In 2009, the Obama administration’s $8 billion Smart Grid Investment Grant program helped spawn a wave of smart meter deployments by utilities. An estimated 98 million units were installed by the end of 2019, with the majority for residential customers. Early enthusiasm for the devices has waned. Some regulators question whether utilities have fully thought out the value smart meters would bring to their customers and overall grid operations.
The first generation of meters using digital displays instead of old-school spinning dials were really only half-smart. These facilitated the introduction of automated meter reading (AMR) by enabling one-way communication between the meter and utility, eliminating meter-reader visits. In addition, these AMR meters can communicate outage and reconnection information to utility service offices.
To be fully smart, according to the U.S. Energy Information Administration, meters must allow two-way communications between utilities and their customers. They need to measure and record usage at least hourly and provide data to utilities and customers at least once a day. The most intelligent products are capable of real-time two-way communication and recording and transmitting instantaneous data.
With that broad range of capabilities in mind, smart meters were serving nearly 75% of U.S. households— 107 million smart meters in service—at the end of 2020, according to The Edison Foundation Institute for Electric Innovation, a research organization in Washington, D.C., supported by investor-owned utilities. That is up 9.1% from the end of 2019, with an anticipated increase to 115 million by the end of 2021, up 7.5%.

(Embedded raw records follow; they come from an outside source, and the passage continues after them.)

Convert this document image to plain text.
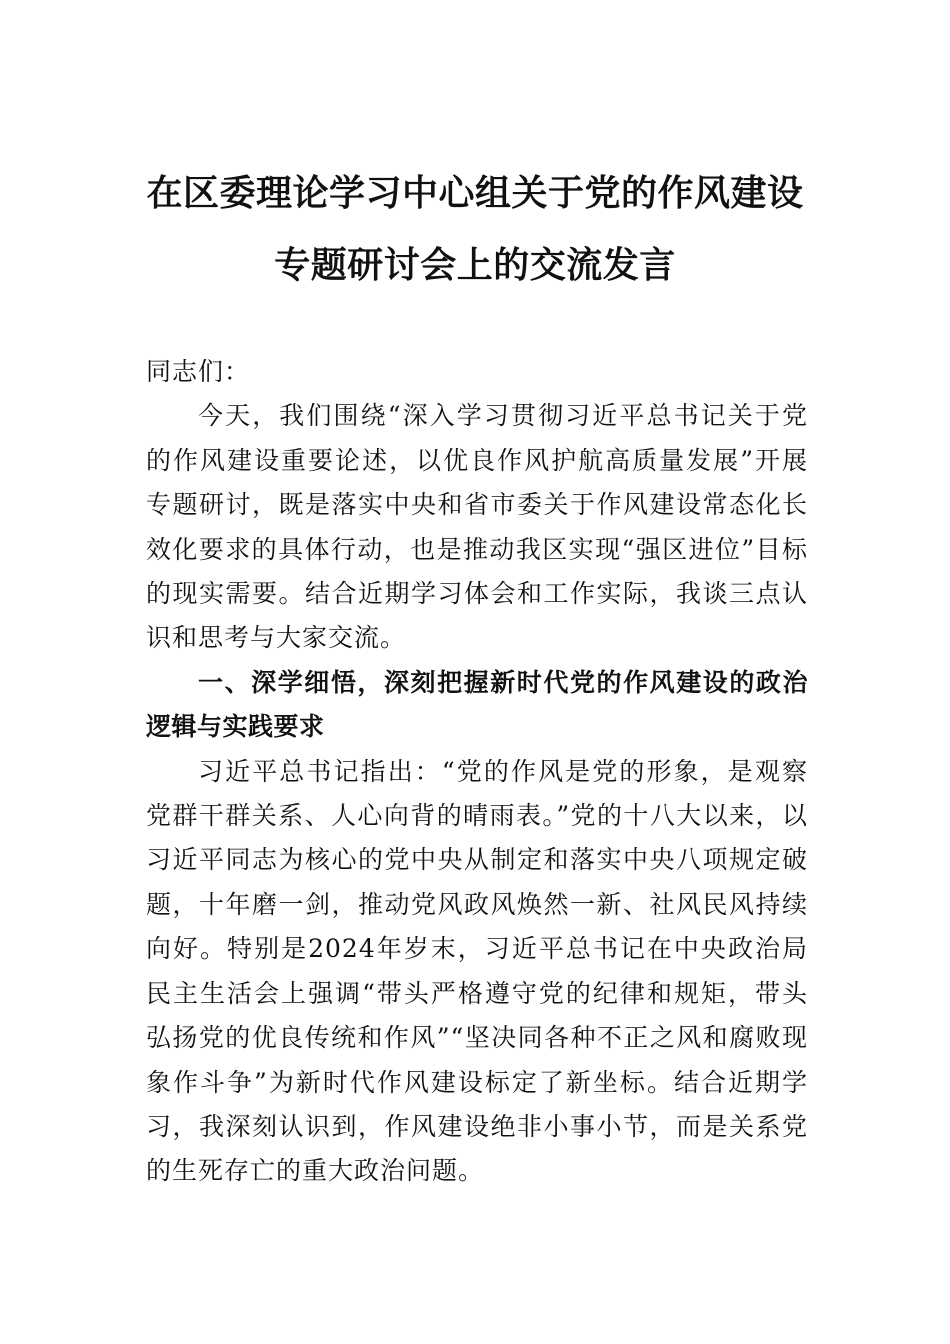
在区委理论学习中心组关于党的作风建设
专题研讨会上的交流发言

同志们：

今天，我们围绕“深入学习贯彻习近平总书记关于党的作风建设重要论述，以优良作风护航高质量发展”开展专题研讨，既是落实中央和省市委关于作风建设常态化长效化要求的具体行动，也是推动我区实现“强区进位”目标的现实需要。结合近期学习体会和工作实际，我谈三点认识和思考与大家交流。

一、深学细悟，深刻把握新时代党的作风建设的政治逻辑与实践要求

习近平总书记指出：“党的作风是党的形象，是观察党群干群关系、人心向背的晴雨表。”党的十八大以来，以习近平同志为核心的党中央从制定和落实中央八项规定破题，十年磨一剑，推动党风政风焕然一新、社风民风持续向好。特别是2024年岁末，习近平总书记在中央政治局民主生活会上强调“带头严格遵守党的纪律和规矩，带头弘扬党的优良传统和作风”“坚决同各种不正之风和腐败现象作斗争”为新时代作风建设标定了新坐标。结合近期学习，我深刻认识到，作风建设绝非小事小节，而是关系党的生死存亡的重大政治问题。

That uptick includes several significant utility efforts underway. Duke Energy, Charlotte, N.C., launched a two-year program in 2018 to add 3.7 million smart meters across its six-state service territory. Entergy, New Orleans, is adding more than 2 million devices across four states in a similarly timed rollout. In what it’s calling its largest capital project in its corporate history, New York’s Consolidated Edison is installing 4 million smart meters across New York City and Westchester County.

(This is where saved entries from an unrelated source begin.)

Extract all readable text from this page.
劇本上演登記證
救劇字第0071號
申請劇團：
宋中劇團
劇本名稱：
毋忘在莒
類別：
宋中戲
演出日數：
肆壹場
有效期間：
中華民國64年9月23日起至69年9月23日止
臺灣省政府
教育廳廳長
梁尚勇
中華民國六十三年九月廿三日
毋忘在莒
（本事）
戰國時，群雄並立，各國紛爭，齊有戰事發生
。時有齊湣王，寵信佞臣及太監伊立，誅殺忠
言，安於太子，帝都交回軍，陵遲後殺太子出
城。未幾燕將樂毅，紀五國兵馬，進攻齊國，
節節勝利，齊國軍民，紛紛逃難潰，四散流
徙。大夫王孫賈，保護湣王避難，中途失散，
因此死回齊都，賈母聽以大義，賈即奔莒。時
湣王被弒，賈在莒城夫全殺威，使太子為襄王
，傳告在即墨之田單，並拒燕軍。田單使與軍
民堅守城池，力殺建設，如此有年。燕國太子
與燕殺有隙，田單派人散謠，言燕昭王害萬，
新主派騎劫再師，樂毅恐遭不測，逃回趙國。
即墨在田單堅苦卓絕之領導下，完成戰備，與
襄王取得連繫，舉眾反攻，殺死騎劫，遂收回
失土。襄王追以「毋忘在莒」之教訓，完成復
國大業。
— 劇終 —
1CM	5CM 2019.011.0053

While a 9% growth rate might sound impressive, it’s actually down from the annual 11% growth seen between 2017 and 2019. In part, the slowdown resulted from federal funds running out. Having hit a 75% penetration rate, the market simply might not have as much room for continued aggressive growth. An added headwind is coming from some state regulators who want to see greater value from proposed utility rollouts.

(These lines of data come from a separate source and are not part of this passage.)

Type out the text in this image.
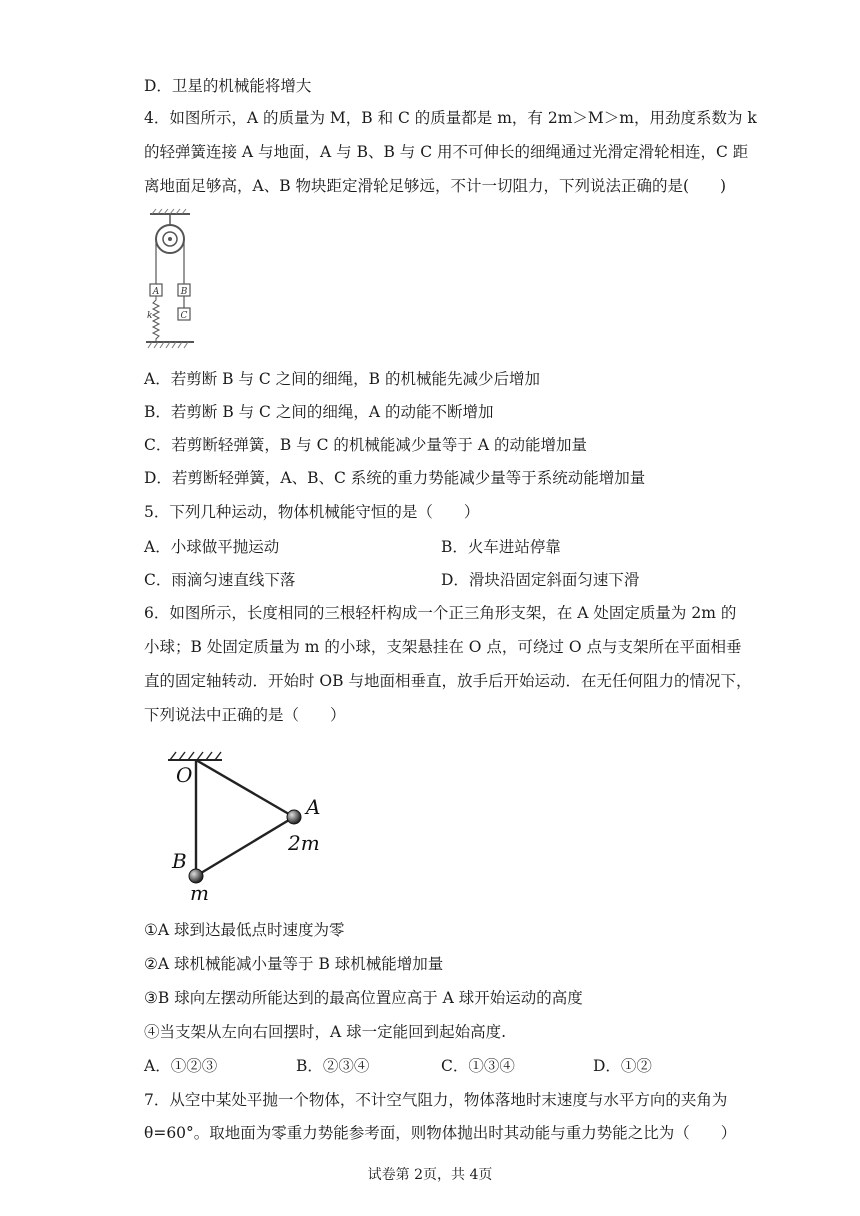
D．卫星的机械能将增大
4．如图所示，A 的质量为 M，B 和 C 的质量都是 m，有 2m＞M＞m，用劲度系数为 k
的轻弹簧连接 A 与地面，A 与 B、B 与 C 用不可伸长的细绳通过光滑定滑轮相连，C 距
离地面足够高，A、B 物块距定滑轮足够远，不计一切阻力，下列说法正确的是(　　)
A B
C
k
A．若剪断 B 与 C 之间的细绳，B 的机械能先减少后增加
B．若剪断 B 与 C 之间的细绳，A 的动能不断增加
C．若剪断轻弹簧，B 与 C 的机械能减少量等于 A 的动能增加量
D．若剪断轻弹簧，A、B、C 系统的重力势能减少量等于系统动能增加量
5．下列几种运动，物体机械能守恒的是（　　）
A．小球做平抛运动	B．火车进站停靠
C．雨滴匀速直线下落	D．滑块沿固定斜面匀速下滑
6．如图所示，长度相同的三根轻杆构成一个正三角形支架，在 A 处固定质量为 2m 的
小球；B 处固定质量为 m 的小球，支架悬挂在 O 点，可绕过 O 点与支架所在平面相垂
直的固定轴转动．开始时 OB 与地面相垂直，放手后开始运动．在无任何阻力的情况下，
下列说法中正确的是（　　）
O
A
2m
B
m
①A 球到达最低点时速度为零
②A 球机械能减小量等于 B 球机械能增加量
③B 球向左摆动所能达到的最高位置应高于 A 球开始运动的高度
④当支架从左向右回摆时，A 球一定能回到起始高度.
A．①②③	B．②③④	C．①③④	D．①②
7．从空中某处平抛一个物体，不计空气阻力，物体落地时末速度与水平方向的夹角为
θ=60°。取地面为零重力势能参考面，则物体抛出时其动能与重力势能之比为（　　）
试卷第 2页，共 4页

In the last few years, Kentucky, Massachusetts, New Mexico and Virginia regulators rejected utility smart meter proposals. The general concern was that there wasn’t a strong enough argument for how new meters would provide value to ratepayers. In Kentucky, regulators were especially concerned that Louisville Gas & Electric and Kentucky Utilities sought to replace meters that were already baked into customer rates for another 15 years.
A report from the American Council for an Energy-Efficient Economy (ACEEE), underscores these concerns. In the organization’s 52 utilities, just two were making full use of smart meter capabilities to help reduce customer energy use and improve grid efficiency. ACEEE found that only Oregon’s Portland General Electric and Southern California Edison were leveraging smart meter functionality to provide six services the group identified as adding significant customer and operational benefits, including:
- Real-time energy-use feedback to customers
- Time-of-use rates
- Behavior-based programs with customer feedback and insights
- Program targeting, marketing and technical assistance using data disaggregation
- Grid-interactive efficient buildings
- Conservation voltage reduction or volt/VAR optimization
One reason that providing real-time energy use information to customers and time-of-use rates were most popular is that these services are the least data and back-end intensive. They use the meters’ real-time communications capabilities without requiring large modifications to distribution system operations or equipment.
It’s not surprising that supporting grid-interactive efficient buildings was the least prevalent use, given the level of technology required for building owners to shift loads to the grid. While this can be as simple as demand-response program participation, it also can involve on-site energy resources, such as solar panels and energy storage, to take loads off-grid based on a utility signal.
What’s common across these cases is a growing recognition of meters’ expanded role within distribution systems and new communications capabilities. Back in the spinning-dial days, they were simply an accounting tool. Now, they’re becoming a critical resource, providing data on overall distribution system operations. So, to build deployment business cases their regulators will accept, it seems utilities need to think beyond their billing departments and consider broader modernization efforts that bring value across their entire network.